One example are the laborers in the Dutta plant in Calcutta. Sitting amid piles of umbrella ribs and brass parts on the floor in a three-story factory off the famous College Street here, many are employed only for the big assembly of umbrellas that takes place from January to May - prior to the monsoons. For the rest of the year, they may be locksmiths or rickshaw drivers, or unemployed.
Kali Dutta, the great-grandson of Mahendra Dutta, and the current director of Mahendra Dutta umbrellas, says that if India does not reverse its position on tariffs, he will close his factories.
"After more than a hundred years, we are going to move from umbrella manufacturing to umbrella sales," says the affable Bengali in his office on College Street.
"I don't need to worry. I will be OK. My office and staff, my sales team, will all survive," he continues. "But the factories will slowly close, and the laborers will be put out of work. And don't forget, the Indian buyer will be getting a cheaper umbrella for their money. Is this what we want?"

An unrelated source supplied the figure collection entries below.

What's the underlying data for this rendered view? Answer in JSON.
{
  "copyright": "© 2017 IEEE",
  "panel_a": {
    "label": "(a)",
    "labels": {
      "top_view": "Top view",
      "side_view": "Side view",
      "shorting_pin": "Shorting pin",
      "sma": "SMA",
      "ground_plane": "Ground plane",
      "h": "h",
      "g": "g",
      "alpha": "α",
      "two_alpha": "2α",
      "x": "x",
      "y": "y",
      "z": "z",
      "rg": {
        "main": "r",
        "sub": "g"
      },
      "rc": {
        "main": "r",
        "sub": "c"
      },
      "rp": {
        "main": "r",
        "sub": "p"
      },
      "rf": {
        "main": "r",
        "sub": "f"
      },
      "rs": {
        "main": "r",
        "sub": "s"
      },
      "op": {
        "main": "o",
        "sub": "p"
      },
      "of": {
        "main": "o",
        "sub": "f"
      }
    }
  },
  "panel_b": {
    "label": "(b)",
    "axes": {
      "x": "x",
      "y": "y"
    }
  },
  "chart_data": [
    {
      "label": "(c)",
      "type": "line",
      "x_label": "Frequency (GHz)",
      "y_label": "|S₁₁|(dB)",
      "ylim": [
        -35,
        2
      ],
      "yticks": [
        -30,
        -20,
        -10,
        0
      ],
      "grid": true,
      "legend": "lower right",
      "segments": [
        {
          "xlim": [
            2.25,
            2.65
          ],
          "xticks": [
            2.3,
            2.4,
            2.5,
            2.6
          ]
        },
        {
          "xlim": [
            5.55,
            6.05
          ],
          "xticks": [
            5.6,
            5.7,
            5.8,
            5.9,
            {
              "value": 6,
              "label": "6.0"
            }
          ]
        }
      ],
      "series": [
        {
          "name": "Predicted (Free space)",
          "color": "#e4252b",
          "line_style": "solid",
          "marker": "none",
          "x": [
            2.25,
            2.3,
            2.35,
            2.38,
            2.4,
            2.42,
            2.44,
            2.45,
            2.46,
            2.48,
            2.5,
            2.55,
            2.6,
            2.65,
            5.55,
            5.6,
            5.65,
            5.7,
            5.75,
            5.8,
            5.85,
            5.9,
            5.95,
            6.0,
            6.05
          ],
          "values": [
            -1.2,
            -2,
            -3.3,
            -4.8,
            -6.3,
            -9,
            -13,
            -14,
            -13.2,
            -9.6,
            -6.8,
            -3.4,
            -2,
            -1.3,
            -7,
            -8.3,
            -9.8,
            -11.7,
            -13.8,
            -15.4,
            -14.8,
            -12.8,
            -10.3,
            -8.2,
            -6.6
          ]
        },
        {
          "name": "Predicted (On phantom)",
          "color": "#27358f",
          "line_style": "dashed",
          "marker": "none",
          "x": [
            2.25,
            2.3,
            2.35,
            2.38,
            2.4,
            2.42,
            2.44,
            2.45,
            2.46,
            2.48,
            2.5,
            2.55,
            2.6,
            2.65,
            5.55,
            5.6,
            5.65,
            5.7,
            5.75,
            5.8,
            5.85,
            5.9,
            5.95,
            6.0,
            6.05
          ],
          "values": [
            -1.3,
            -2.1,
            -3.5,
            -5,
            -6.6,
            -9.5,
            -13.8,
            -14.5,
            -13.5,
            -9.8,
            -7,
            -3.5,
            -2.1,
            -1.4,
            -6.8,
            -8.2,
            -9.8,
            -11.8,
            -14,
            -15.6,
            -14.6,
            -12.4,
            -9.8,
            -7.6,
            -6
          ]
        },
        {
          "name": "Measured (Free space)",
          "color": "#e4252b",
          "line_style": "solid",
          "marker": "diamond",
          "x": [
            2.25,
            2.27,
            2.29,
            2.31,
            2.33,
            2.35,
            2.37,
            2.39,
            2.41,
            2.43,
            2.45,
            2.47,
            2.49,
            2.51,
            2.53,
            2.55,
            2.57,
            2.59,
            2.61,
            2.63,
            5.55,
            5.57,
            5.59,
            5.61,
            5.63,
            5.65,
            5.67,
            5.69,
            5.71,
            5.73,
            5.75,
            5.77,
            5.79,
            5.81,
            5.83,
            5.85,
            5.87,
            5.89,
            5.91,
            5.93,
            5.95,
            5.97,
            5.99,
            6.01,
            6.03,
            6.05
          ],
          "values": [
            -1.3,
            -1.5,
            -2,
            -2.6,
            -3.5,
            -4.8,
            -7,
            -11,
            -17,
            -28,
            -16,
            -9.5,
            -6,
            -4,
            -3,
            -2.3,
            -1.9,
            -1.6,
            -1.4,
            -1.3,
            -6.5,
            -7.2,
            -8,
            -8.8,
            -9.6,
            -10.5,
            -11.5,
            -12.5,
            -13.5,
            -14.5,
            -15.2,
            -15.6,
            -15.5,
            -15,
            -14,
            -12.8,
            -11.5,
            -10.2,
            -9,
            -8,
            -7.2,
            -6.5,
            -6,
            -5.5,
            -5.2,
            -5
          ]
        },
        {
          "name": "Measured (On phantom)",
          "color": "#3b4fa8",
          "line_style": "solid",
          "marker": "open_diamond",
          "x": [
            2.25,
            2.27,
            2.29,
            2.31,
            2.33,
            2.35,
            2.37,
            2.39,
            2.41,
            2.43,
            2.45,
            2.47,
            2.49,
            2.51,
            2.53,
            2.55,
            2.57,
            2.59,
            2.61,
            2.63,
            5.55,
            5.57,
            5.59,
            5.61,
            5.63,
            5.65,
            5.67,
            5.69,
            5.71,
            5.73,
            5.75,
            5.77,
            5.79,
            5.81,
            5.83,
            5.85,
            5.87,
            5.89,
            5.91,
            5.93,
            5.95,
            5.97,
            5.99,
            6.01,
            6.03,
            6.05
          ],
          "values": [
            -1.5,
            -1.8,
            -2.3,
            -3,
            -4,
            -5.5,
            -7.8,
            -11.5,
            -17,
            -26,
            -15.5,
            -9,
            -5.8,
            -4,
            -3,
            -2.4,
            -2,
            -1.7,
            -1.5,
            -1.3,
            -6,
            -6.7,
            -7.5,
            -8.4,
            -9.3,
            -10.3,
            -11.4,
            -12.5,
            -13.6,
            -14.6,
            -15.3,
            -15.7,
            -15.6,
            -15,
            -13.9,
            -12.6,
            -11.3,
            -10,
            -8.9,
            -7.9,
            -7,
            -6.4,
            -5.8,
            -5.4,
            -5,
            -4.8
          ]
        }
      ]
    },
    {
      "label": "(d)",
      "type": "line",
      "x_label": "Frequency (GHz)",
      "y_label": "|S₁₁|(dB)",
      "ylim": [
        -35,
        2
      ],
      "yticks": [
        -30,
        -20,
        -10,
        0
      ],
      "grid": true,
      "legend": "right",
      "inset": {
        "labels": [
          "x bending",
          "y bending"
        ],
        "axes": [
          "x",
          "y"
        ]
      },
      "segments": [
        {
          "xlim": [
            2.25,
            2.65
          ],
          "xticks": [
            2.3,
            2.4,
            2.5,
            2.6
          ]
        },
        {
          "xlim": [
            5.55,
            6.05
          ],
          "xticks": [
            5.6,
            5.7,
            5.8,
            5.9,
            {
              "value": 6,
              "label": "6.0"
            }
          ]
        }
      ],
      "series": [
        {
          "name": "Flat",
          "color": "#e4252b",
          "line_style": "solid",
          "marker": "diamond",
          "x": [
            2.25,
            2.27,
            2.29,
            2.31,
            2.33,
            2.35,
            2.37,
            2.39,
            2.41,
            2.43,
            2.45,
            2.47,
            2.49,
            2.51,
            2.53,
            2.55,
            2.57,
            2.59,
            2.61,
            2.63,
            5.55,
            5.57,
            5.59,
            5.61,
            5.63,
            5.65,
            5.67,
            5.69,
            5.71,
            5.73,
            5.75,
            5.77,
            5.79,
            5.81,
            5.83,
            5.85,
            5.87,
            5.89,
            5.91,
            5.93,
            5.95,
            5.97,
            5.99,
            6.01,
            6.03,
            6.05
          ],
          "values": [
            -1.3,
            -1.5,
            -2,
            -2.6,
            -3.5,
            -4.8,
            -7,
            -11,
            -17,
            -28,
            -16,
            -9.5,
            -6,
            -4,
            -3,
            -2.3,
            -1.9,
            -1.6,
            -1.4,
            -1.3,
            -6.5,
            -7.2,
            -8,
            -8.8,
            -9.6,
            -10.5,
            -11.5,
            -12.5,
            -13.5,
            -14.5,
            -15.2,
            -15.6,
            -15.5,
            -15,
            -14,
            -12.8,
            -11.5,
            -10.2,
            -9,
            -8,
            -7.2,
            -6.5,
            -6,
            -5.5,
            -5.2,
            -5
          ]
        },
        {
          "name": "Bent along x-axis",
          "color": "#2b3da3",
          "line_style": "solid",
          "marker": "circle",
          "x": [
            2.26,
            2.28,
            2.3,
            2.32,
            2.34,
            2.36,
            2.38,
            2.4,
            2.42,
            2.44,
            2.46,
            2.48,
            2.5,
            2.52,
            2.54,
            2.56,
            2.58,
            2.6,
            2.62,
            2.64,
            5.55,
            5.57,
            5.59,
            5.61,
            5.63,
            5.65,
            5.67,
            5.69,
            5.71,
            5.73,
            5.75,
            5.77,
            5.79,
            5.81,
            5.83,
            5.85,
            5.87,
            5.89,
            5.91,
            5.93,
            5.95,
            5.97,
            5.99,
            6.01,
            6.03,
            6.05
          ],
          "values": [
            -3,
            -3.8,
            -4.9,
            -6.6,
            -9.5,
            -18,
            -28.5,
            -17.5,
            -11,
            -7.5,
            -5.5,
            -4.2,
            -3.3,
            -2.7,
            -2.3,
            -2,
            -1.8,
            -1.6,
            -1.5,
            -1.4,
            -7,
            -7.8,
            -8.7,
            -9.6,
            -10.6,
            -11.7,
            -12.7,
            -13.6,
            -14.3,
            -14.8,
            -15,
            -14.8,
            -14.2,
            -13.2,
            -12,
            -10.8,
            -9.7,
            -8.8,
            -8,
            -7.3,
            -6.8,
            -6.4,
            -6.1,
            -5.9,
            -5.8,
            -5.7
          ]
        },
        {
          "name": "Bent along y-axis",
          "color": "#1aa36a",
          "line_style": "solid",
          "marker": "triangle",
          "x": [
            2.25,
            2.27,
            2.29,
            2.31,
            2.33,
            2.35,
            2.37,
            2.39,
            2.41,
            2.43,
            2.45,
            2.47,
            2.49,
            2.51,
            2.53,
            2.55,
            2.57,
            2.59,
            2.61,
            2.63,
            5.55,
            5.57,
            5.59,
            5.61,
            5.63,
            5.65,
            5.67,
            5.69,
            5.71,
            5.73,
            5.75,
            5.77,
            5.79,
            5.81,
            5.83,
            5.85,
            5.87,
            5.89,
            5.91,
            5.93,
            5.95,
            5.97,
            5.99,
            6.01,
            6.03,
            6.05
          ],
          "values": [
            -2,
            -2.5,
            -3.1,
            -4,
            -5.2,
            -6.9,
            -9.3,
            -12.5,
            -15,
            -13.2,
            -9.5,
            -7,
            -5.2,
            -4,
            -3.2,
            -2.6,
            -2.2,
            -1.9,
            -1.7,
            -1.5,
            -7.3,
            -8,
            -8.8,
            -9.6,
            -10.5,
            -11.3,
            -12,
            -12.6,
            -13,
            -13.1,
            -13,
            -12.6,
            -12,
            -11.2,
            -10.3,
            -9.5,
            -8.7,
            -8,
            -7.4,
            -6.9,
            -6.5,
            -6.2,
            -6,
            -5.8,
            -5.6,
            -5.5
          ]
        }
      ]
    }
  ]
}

In Mr. Dutta's estimation, the chief enemy of the sturdy Dutta umbrella are the flimsy two fold and three fold "topless" umbrellas coming from China.
"These are bad umbrellas that are being sold on our streets - and they are being bought by Indians who don't yet realize they can't afford a new umbrella every year," says Dutta. "I have been approached by manufacturers from abroad who will make all my umbrellas by machine, and put the family label on them. All I have to do is stick on a price tag."
The Kolkata Chata Vayvsayee Association, a collection of outraged umbrella-makers in Bengal, held a press conference on May 23 to "protest against the shameful submission of the Central Government of India by the dictate of the WTO as regards withdrawal of protection to small-scale industries." The KCVA claims that 60 percent of Indian workers are part of this sector, though that figure is in dispute. It claims that 1.5 million umbrella workers India-wide will be unemployed, though that figure may be exaggerated.
"Even if it is 100,000 in Calcutta - that's going to hurt," says Prof. Khanna.
In Delhi, economists debate whether the new economy and WTO accession is going to "lift all boats," as one school has it. Or whether the small scale farmers and urban laborers are going to be losers in the long run. That debate interlinks with education. Which is another story.